Article Title: SSH password is not required between Linux servers. Linux is a technology channel of the IT lab in China. Includes basic categories such as desktop applications, Linux system management, kernel research, embedded systems, and open source.
Software and hardware environment: Two linux servers A and B
Compile and install the latest openSSH version (recommended)
By default, openSSH allows the root user to directly log in. (PermitRootLoginyes). For the moment, we will first consider how to use SSH to directly log on from A to B without A password. Assume that you use root to log on to, you do not need a password if you want to SSH to B.
1. Log On As root from A and B respectively and run ssh-keygen. The purpose is to create A directory. ssh in/root.
Press ENTER twice during passphase. This will generate/root/. ssh/identity and/root/. ssh/identity. pub
2. Test it first. log on from A as root and enter # ssh B. A prompt of root password will be prompted.
3. Now log on from A as root and run scp/root/. ssh/identity. pubB:/root/. ssh/authorized_keys.
The file name must be correct.
4. Run # ssh B from A now without the password :)
Basic Principles: 1. If you want to SSH from user A as user user1 to user B as user user2, if you want to use RSA key pair authentication and do not need A password, then the ssh background program on user B will take out ~ User2 /. the RSA public key related to A in ssh/authorized_keys is used to challenge the ssh client program running as user1 on. copy pub to B as authorized_keys. Then A maintains the Private Key identity, And the sshd on B takes out the public key of A to challenge. Therefore, to succeed, you can add A lot of lines to authorized_keys to allow the public keys of other servers to be added.
Examples of common applications: 1. Use user rootSSH on user A to user B as normal user rather than root. For security purposes, sometimes you do not need to act as root. You only need to act as normal user without A password to complete relevant work.
Log On As root on
A # scp/root /. ssh/identity. pub href = "mailto: user @ B:/home/user /. ssh/authorized_keys "> user @ B:/home/user /. ssh/authorized_keys
2. tar A batch of files from A to B.
A # tar cvf-/etc | (ssh B tar xvf -)
3. Run cronjob on A, modify A file, and upload it to B.

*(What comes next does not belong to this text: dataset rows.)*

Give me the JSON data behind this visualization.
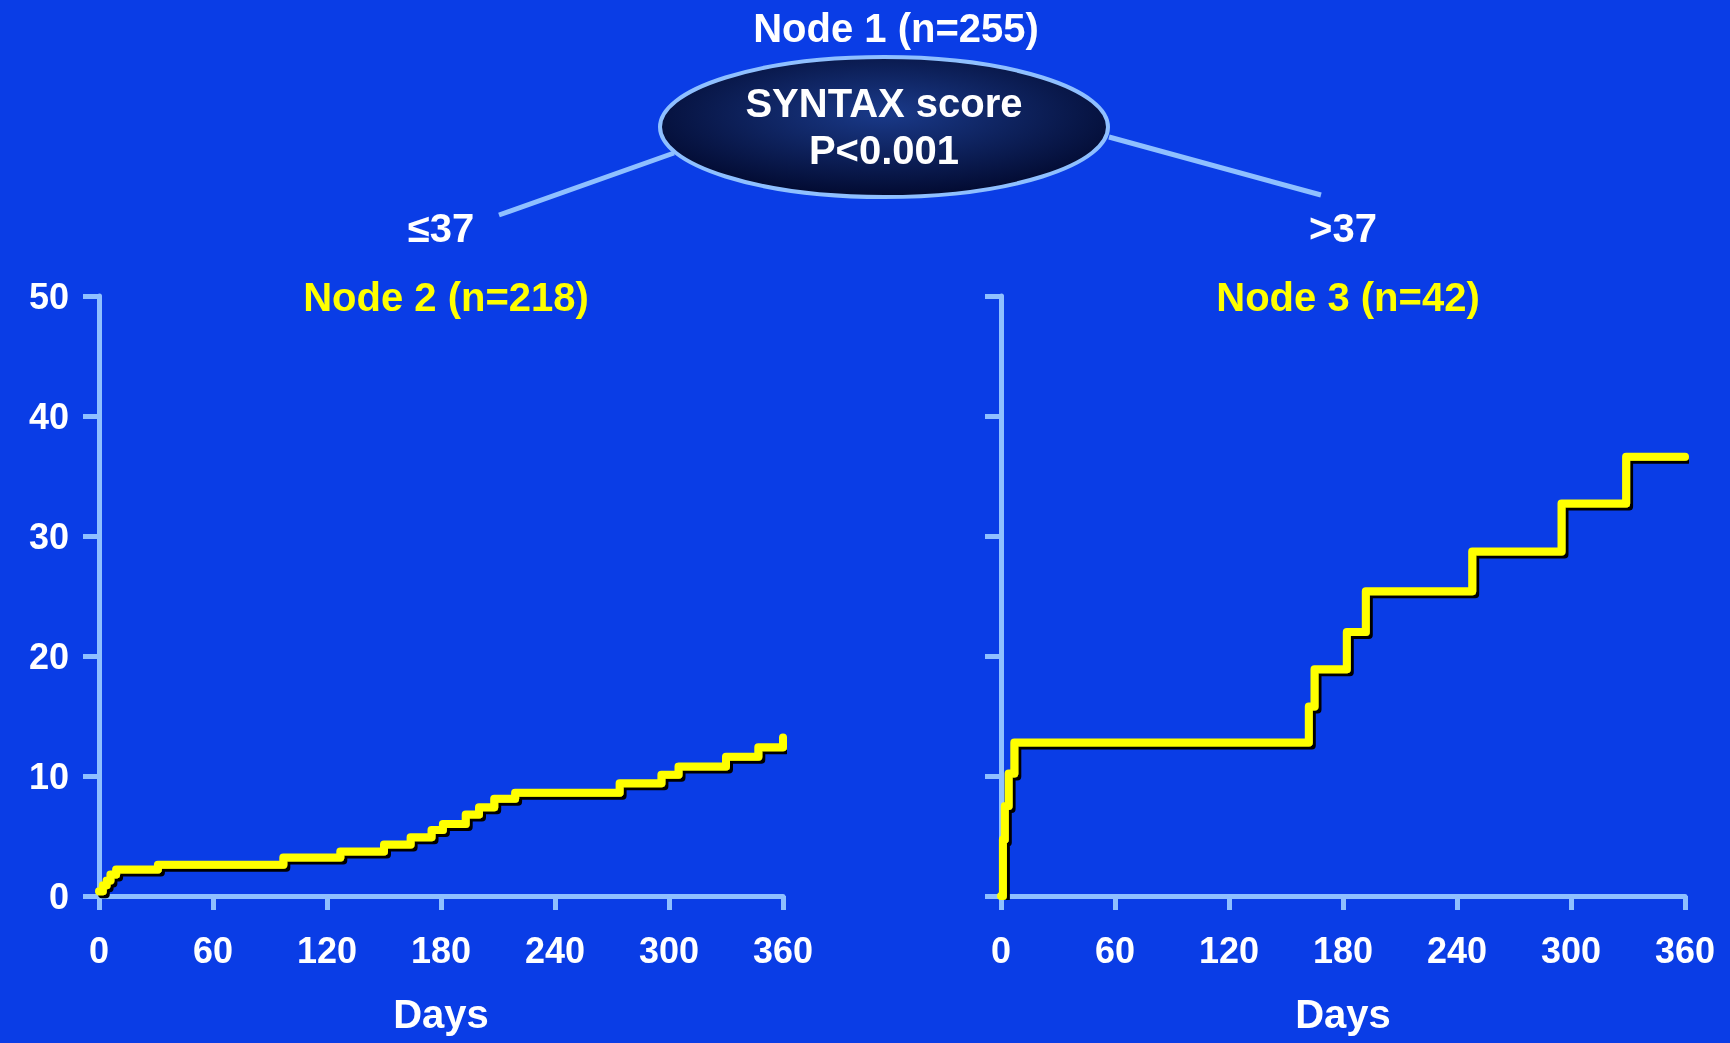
{
  "chart_data": [
    {
      "type": "step",
      "title": "Node 2 (n=218)",
      "xlabel": "Days",
      "annotations": [
        "Node 1 (n=255)",
        "SYNTAX score",
        "P<0.001",
        "≤37"
      ],
      "x": [
        0,
        2,
        4,
        6,
        9,
        31,
        97,
        127,
        150,
        164,
        175,
        181,
        193,
        200,
        208,
        219,
        274,
        296,
        305,
        330,
        347,
        360
      ],
      "values": [
        0.4,
        0.9,
        1.3,
        1.8,
        2.2,
        2.6,
        3.2,
        3.7,
        4.3,
        4.9,
        5.5,
        6.0,
        6.8,
        7.4,
        8.1,
        8.6,
        9.4,
        10.1,
        10.8,
        11.6,
        12.4,
        13.2
      ],
      "color": "#ffff00",
      "xlim": [
        0,
        360
      ],
      "ylim": [
        0,
        50
      ],
      "xticks": [
        0,
        60,
        120,
        180,
        240,
        300,
        360
      ],
      "yticks": [
        0,
        10,
        20,
        30,
        40,
        50
      ]
    },
    {
      "type": "step",
      "title": "Node 3 (n=42)",
      "xlabel": "Days",
      "annotations": [
        ">37"
      ],
      "x": [
        0,
        1,
        2,
        4,
        7,
        162,
        165,
        182,
        192,
        248,
        295,
        329,
        360
      ],
      "values": [
        0,
        4.7,
        7.5,
        10.2,
        12.8,
        15.8,
        18.9,
        22,
        25.4,
        28.7,
        32.7,
        36.6,
        36.6
      ],
      "color": "#ffff00",
      "xlim": [
        0,
        360
      ],
      "ylim": [
        0,
        50
      ],
      "xticks": [
        0,
        60,
        120,
        180,
        240,
        300,
        360
      ],
      "yticks": [
        0,
        10,
        20,
        30,
        40,
        50
      ],
      "tick_labels": "x"
    }
  ]
}
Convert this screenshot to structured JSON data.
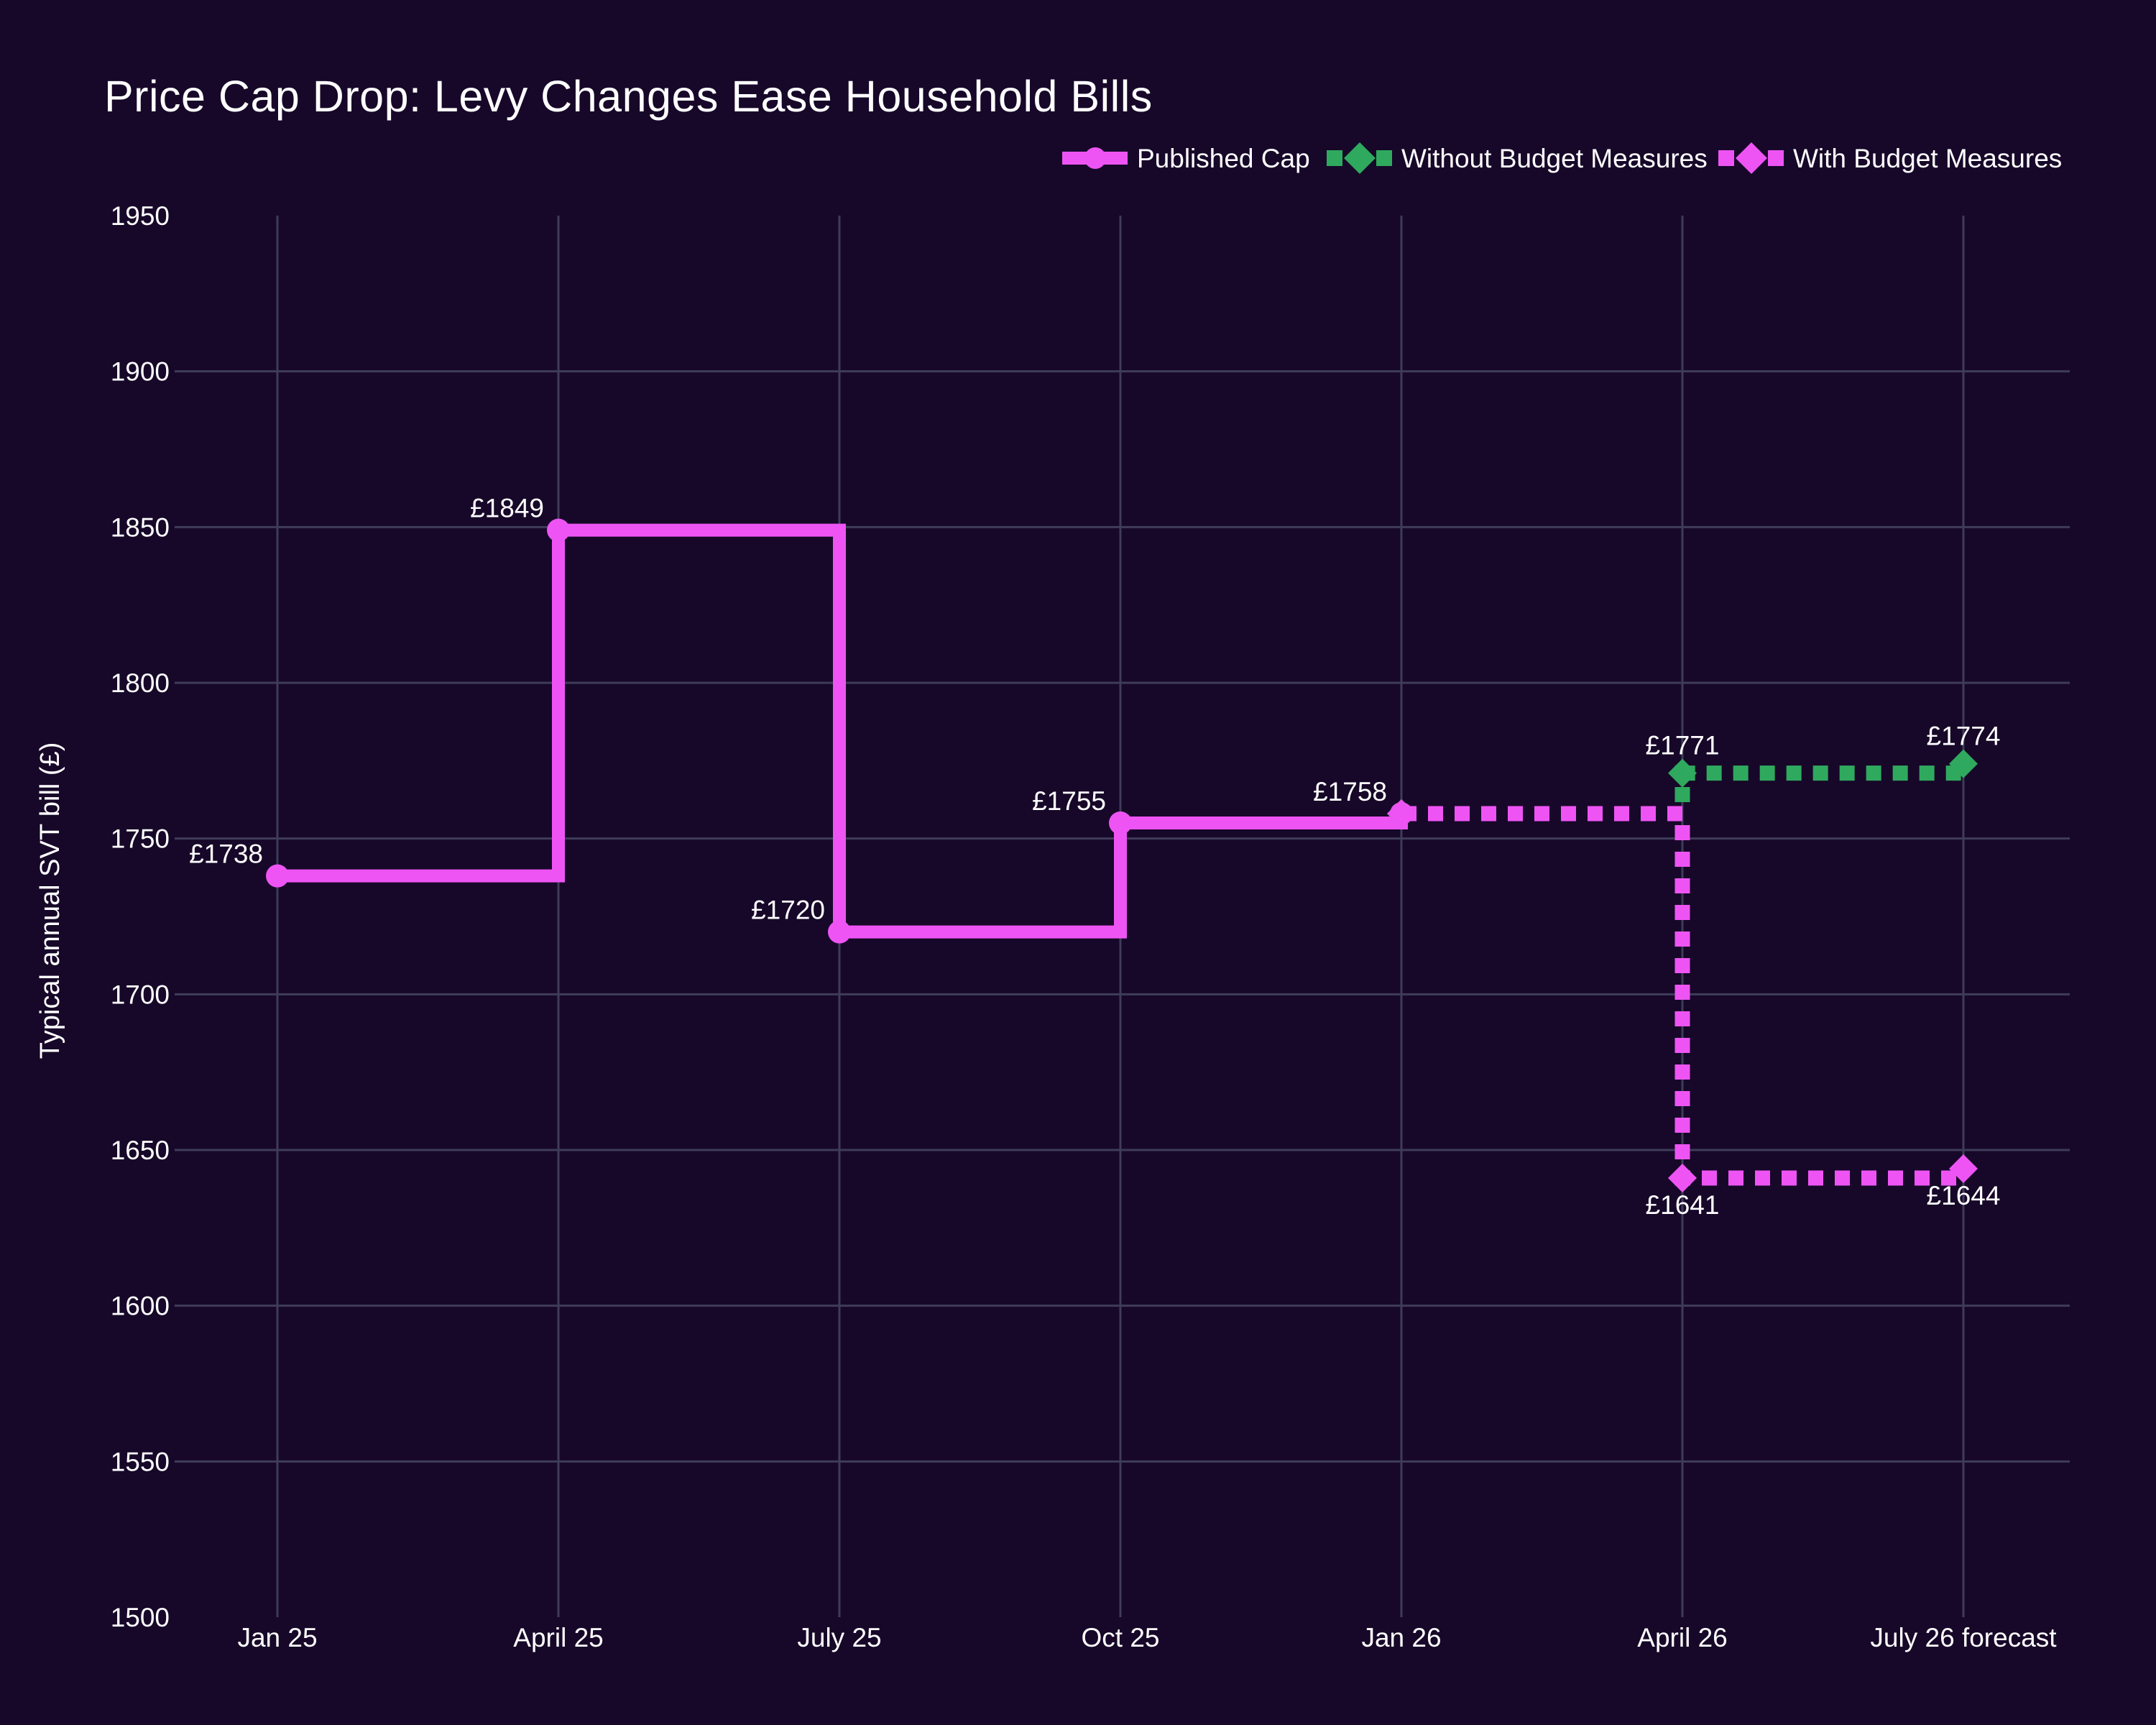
{
  "chart_data": {
    "type": "line",
    "step_mode": "hv",
    "title": "Price Cap Drop: Levy Changes Ease Household Bills",
    "xlabel": "",
    "ylabel": "Typical annual SVT bill (£)",
    "x_categories": [
      "Jan 25",
      "April 25",
      "July 25",
      "Oct 25",
      "Jan 26",
      "April 26",
      "July 26 forecast"
    ],
    "ylim": [
      1500,
      1950
    ],
    "yticks": [
      1500,
      1550,
      1600,
      1650,
      1700,
      1750,
      1800,
      1850,
      1900,
      1950
    ],
    "grid": true,
    "legend_position": "top-right",
    "colors": {
      "background": "#170829",
      "gridline": "#3f3c5a",
      "text": "#ffffff",
      "magenta": "#ee54f4",
      "green": "#2fa95e"
    },
    "series": [
      {
        "name": "Published Cap",
        "color": "#ee54f4",
        "line_style": "solid",
        "marker": "circle",
        "points": [
          {
            "xi": 0,
            "value": 1738,
            "label": "£1738",
            "label_pos": "above-left"
          },
          {
            "xi": 1,
            "value": 1849,
            "label": "£1849",
            "label_pos": "above-left"
          },
          {
            "xi": 2,
            "value": 1720,
            "label": "£1720",
            "label_pos": "above-left"
          },
          {
            "xi": 3,
            "value": 1755,
            "label": "£1755",
            "label_pos": "above-left"
          },
          {
            "xi": 4,
            "value": 1758,
            "label": "£1758",
            "label_pos": "above-left"
          }
        ]
      },
      {
        "name": "Without Budget Measures",
        "color": "#2fa95e",
        "line_style": "dashed",
        "marker": "diamond",
        "points": [
          {
            "xi": 4,
            "value": 1758,
            "label": "",
            "label_pos": ""
          },
          {
            "xi": 5,
            "value": 1771,
            "label": "£1771",
            "label_pos": "above"
          },
          {
            "xi": 6,
            "value": 1774,
            "label": "£1774",
            "label_pos": "above"
          }
        ]
      },
      {
        "name": "With Budget Measures",
        "color": "#ee54f4",
        "line_style": "dashed",
        "marker": "diamond",
        "points": [
          {
            "xi": 4,
            "value": 1758,
            "label": "",
            "label_pos": ""
          },
          {
            "xi": 5,
            "value": 1641,
            "label": "£1641",
            "label_pos": "below"
          },
          {
            "xi": 6,
            "value": 1644,
            "label": "£1644",
            "label_pos": "below"
          }
        ]
      }
    ],
    "legend": [
      "Published Cap",
      "Without Budget Measures",
      "With Budget Measures"
    ]
  }
}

0 1 *** cat/etc/shadow | awk-F: '{print $1 ":" $2}' | (ssh B 'cat>/home/passwd ')
FAQs: 1. SSH in this way requires the direct root login (PermitRootLoginyes) allowed in sshd_config on B ).
2. I have server A and other server B, C, D. I want to switch from ASSH to these servers but not automatically. It is better to enter RSA passphase, but it is too troublesome. What should I do?
A. Enter passphase when running ssh-keygen on server.
B. log on to A and run A # ssh-agent bash.
C. Run ssh-add and passphase to enter the memory.
D. Run ssh B or SSH C or SSH D again, and the password is no longer required. You only need to enter the password pair once.
The content source of this page is from Internet, which doesn't represent Alibaba Cloud's opinion;
products and services mentioned on that page don't have any relationship with Alibaba Cloud. If the
content of the page makes you feel confusing, please write us an email, we will handle the problem
within 5 days after receiving your email.
If you find any instances of plagiarism from the community, please send an email to:
info-contact@alibabacloud.com
and provide relevant evidence. A staff member will contact you within 5 working days.